Much in this issue of Lilith resonates with the experiences we’ve been missing, including the power of repeat encounters in groups, our covens. Same time next week, next month, next year. Yes, Shabbat and the weather and the shifting patterns of sunlight remind us of the calendar. But while the Earth still rotates on its axis and revolves around the sun, for me the weeks have become a blur. Maybe for you too. It’s a Monday again? And while the calendar says July as I write this, where was June? We blinked, and it vanished.
It has been a year and a half without these periodic in-person gatherings, and they’re vital to our balance, our wellbeing, and especially to the way we relate to one another. Rhythms help us feel secure, like the mahjong groups you’ll meet in this issue in which the game is the glue that held together the players for their weekly conversations. Many of us have been working remotely, or living remotely, or both, for so long that we’ve forgotten how powerful in-person groups can be, not just for the pleasure of routine and reassuring human contact but also, importantly, for encounters with ideas that may differ a few degrees from our own.
These are some of the reasons I’m a faithful believer in our much-missed Lilith office lunches (as those who follow this page know), because face-to-face talk, in real time and in the flesh, doesn’t allow for the posturing that firmly left- or right-leaning online forums promote. I understand that some people are shy in groups, and do their best thinking when they formulate those thoughts in silence and solitude. And I recognize that groups have the potential to generate conformity as well as creativity; like many of us, I’ve occasionally allowed myself to be silenced by a group’s often unacknowledged hierarchies. Nevertheless, a salient factor of groups that meet regularly in person is that they can modulate our thinking, at least a little. When you’re sitting with people you mostly know and mostly trust, the back-and-forth over a challenging and potentially disputatious topic is a valuable pumice for filing down the sharp and dangerous edges of an argument.
The effect of in-person back-and-forth is utterly missing in the nastiness that bursts forth on social media, galloping along unrestrained when you’re distanced by pixels and don’t actually meet your interlocutor. Among the other opportunities confiscated by the pandemic’s constraints is the chance for regular, repeated gatherings that, like those mahjong groups, give us a chance to try out our opinions and the ways we express them to other actual human beings.
When we’re talking in real time—for example, in the 100+ lively Lilith salons that we look forward to resuming in person soon—change can be accelerated when women activate the power of groups. Mostly this power activates positive change (the women’s movement; mobilizing for reproductive justice; the #MeToo reckoning) and sometimes even (as with supporters of QAnon and of U.S. supreme court justice Amy Coney Barrett) for reprehensible ends.
Women are more affiliative than men. One way women have tended to forge bonds in a misogynist society has been to meet up: to create book discussions, writers’ groups, study circles, sisterhoods, regular coffees with friends. The periodicity of these in-person gathering is one of the buttresses to our lives knocked down by Covid. Women who see each other regularly—even if not best friends—end up quite naturally weathering life’s passages together. Dating? Children? Perimenopause? Aging?
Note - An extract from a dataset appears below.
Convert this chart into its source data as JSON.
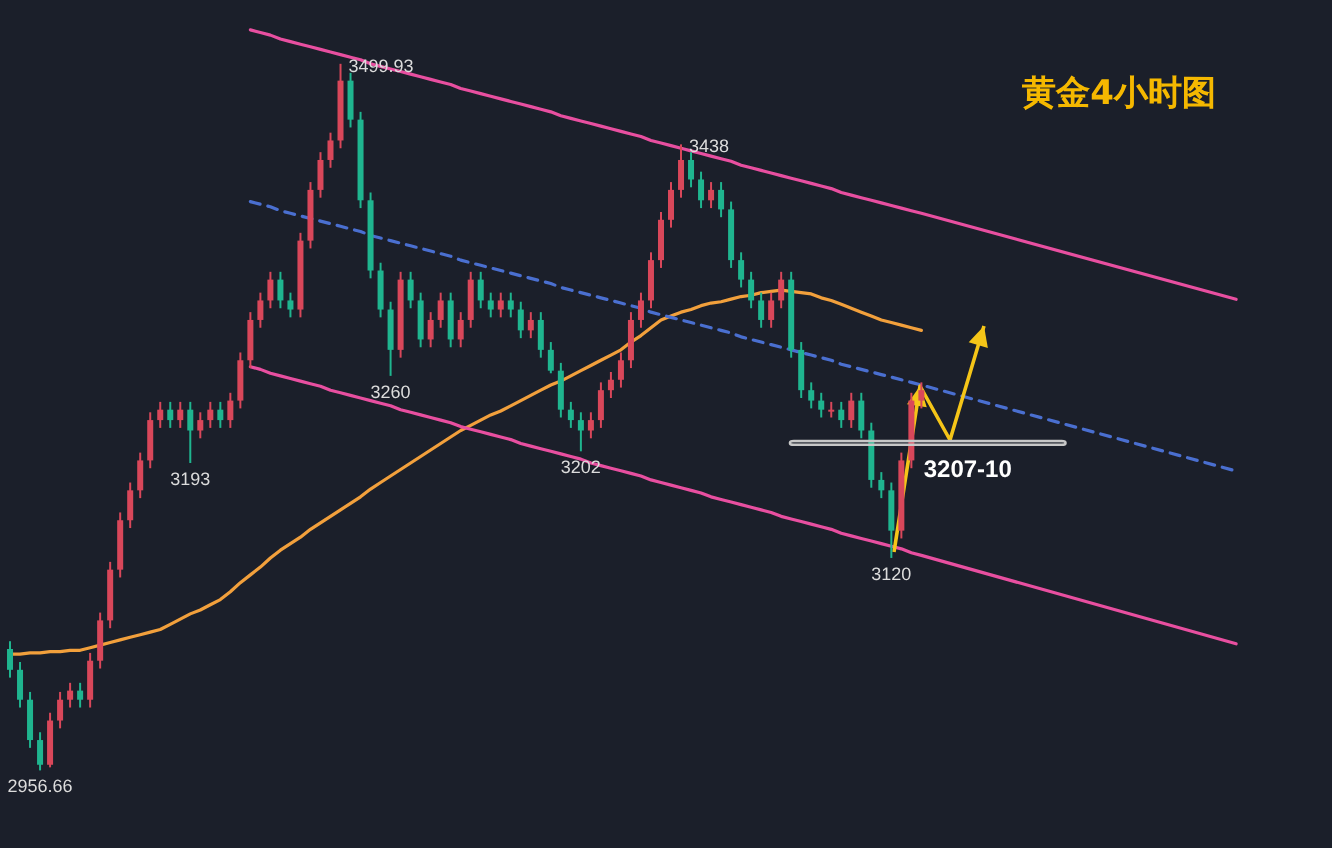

This talk is not all bliss. Because the patterns of our own lives are often interwoven with those of colleagues or playground parents or old college friends or a posse of neighbors, significant differences of opinion can feel shattering. But when you weave a group’s in-person relationships over time, you learn nuance: whom to trust, who’ll have your back, who bruises easily. And because now such differences of opinion or background are expressed not in a cozy living room but over social media, or in a screen shot in a Zoom gathering, they’re expressed more intractably than when part of an exchange in real time in real life. And it goes without saying—but I’ll say it—that it’s women doing the emotional labor of preventing fractures, gluing together brittle, splintering positions in a time when our more resilient and elastic in-person encounters have become rare.
May we soon be able to return in person to Lilith salons, mahjong tables, coffee dates and more, all featuring conversations in which we refine our opinions without fury. It’s time to line up your coven.